Your anxiety or panic symptoms may improve if you use one of these methods. Anxiety reduces the likelihood that you will experience difficulty swallowing.

Long Term Difficulty Swallowing Anxiety Reduction

Anxiety-induced difficulty swallowing is difficult to treat on its own, thus a more comprehensive approach is needed. If you want to avoid problems with swallowing, you’ll need to discover a strategy to reduce your anxiety levels on a regular basis. What are some long-term strategies for managing your anxiety?

First and foremost, see your doctor. Even though difficulty swallowing is frequently a sign of worry, it’s important to rule out any underlying conditions like acid reflux or esophagitis that could be causing the problem. In order to control your anxiety, it is necessary to know if you have or do not have any of these diseases.

To reduce your general anxiety, you’ll need to follow an effective anxiety reduction program depending on your specific anxiety symptoms. It’s a good idea to look into local counseling choices, particularly CBT-trained therapists. Many successful self-help approaches and medications are also available (see your doctor or psychiatrist for further information). Take advantage of this moment to begin dealing with your anxiety.

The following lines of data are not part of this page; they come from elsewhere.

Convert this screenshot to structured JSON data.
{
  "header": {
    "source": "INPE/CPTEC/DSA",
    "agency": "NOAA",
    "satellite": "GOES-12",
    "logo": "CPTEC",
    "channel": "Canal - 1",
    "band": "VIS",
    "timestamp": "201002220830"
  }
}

Click to know how to overcome swallowing anxiety?

Dysphagia and mental illness

Phagophobia, or the phobia of swallowing, is an uncommon form of anxiety. Pseudo-dysphagia is mistaken for this condition (the fear of choking).  When it comes to fear of swallowing, persons with pseudo-dysphagia are more concerned about choking than those with phagophobia.

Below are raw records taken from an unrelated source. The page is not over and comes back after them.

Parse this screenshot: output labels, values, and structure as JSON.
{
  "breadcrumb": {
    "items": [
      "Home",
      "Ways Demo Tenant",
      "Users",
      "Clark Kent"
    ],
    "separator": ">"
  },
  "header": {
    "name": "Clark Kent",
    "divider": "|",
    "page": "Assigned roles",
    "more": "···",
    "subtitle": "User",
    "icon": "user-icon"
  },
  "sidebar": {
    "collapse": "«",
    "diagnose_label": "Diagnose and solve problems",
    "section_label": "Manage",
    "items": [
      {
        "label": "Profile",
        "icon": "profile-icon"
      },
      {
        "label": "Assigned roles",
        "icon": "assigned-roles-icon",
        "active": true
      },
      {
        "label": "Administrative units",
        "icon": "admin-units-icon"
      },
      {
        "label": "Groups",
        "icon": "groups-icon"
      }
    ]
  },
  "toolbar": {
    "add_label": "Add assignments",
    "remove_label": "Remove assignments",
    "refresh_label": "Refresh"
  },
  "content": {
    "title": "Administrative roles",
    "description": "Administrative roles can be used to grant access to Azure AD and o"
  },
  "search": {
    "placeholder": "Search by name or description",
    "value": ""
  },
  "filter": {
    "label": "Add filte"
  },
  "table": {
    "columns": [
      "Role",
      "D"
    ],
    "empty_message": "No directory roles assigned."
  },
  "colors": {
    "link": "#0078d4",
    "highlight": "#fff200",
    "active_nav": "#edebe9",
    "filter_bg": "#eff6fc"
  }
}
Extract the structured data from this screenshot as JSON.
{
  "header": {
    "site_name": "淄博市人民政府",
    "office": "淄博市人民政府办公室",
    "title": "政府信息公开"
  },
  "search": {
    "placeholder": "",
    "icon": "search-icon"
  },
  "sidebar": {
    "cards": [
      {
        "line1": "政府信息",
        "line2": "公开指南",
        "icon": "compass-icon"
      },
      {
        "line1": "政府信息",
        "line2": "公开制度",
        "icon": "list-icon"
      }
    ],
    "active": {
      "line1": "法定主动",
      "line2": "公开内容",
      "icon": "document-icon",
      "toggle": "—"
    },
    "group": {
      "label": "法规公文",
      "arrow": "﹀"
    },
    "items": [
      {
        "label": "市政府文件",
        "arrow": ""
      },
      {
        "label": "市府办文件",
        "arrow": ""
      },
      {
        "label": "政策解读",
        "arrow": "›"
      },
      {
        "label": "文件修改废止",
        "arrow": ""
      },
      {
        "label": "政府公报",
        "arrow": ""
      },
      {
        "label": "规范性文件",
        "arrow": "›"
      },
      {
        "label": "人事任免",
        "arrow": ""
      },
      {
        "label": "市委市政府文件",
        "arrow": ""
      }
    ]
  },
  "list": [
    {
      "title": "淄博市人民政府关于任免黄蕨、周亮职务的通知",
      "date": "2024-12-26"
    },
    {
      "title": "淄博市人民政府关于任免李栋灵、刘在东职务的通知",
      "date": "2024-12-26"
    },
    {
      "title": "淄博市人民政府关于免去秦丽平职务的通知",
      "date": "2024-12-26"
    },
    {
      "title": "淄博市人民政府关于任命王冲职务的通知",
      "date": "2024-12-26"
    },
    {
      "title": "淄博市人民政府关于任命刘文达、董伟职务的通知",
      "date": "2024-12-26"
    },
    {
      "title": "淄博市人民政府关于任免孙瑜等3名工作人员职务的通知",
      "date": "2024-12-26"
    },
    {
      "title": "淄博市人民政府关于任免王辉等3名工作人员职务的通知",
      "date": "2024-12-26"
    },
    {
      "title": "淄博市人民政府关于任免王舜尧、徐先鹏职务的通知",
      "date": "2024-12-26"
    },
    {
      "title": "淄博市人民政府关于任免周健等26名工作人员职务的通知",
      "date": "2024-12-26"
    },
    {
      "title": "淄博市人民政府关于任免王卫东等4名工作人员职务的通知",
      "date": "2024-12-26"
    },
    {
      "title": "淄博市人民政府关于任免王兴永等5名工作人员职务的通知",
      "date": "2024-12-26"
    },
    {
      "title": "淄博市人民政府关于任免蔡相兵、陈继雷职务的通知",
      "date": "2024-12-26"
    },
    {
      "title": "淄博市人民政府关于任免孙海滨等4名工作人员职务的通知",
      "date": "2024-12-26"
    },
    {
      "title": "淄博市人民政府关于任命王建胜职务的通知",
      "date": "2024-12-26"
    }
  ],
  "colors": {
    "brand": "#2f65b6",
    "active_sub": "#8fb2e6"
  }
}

Phagophobia is one of the rare phobias that can cause the feared condition to manifest itself (phobophobia is another).  “A lump in the throat” can be caused by anxiety and stress in the throat, which can cause the muscles to tighten. It is possible for those who are afraid of swallowing to become physically incapable of doing so because of their anxiety. There may be no way to stop this vicious cycle of terror spiraling out of control.

Medical diseases like dysphagia and odynophagia, which cause difficulty or pain in swallowing, are sometimes mistaken for both phobias.

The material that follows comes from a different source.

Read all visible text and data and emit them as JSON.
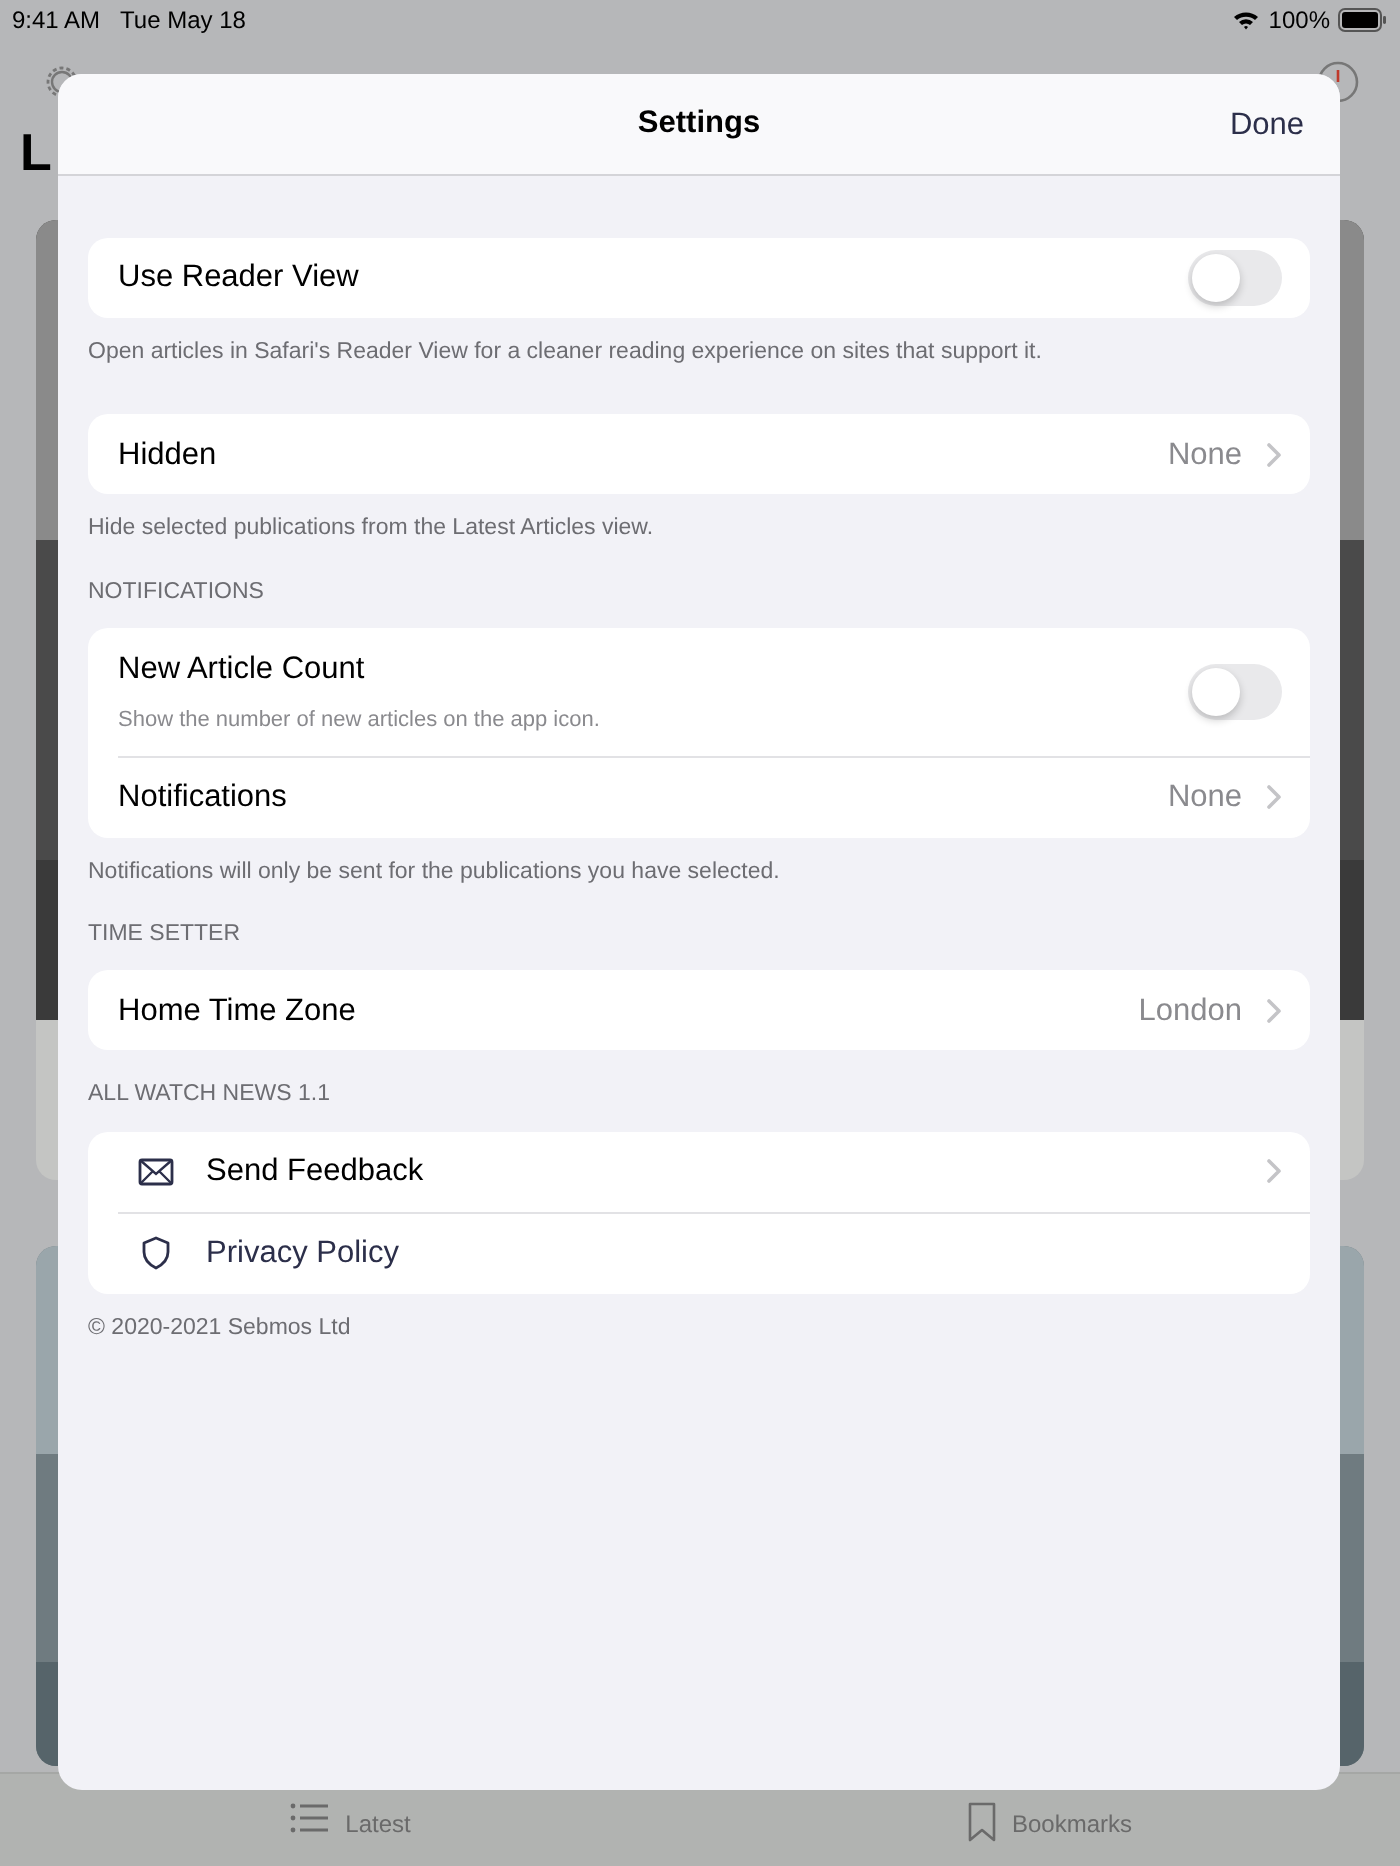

There are a variety of symptoms associated with phagophobia, the most prominent of which is an acute apprehension or unwillingness to eat, drink, or take medicines.

The risk of dehydration, considerable weight loss, and malnutrition is high in those with phobias like phobic apprehension, which can go untreated for days on end.

Phagophobia can also cause the following symptoms:

  • Difficulty swallowing anxiety caused by dreading a meal
  • To make swallowing easier, eat-in little mouthfuls and drink plenty of fluids.
  • The very thought of swallowing causes me excruciating anguish.
  • Attacks of panic are common.
  • a rapid pace of breathing and heartbeat
  • eating or drinking in front of others with embarrassment
  • Sweating
  • Reducing some of the anxiety associated with swallowing food by switching to an all-liquid diet.
  • Loss of weight


As a general rule, anxiety does not make it more difficult to swallow, but it does lead to an increased awareness of the muscles in the throat that may be causing problems. In order to deal with difficulty swallowing anxiety, we need to know why they arise in the first place. While there are a few techniques that can help with swallowing, a person’s anxiety should be addressed first and foremost.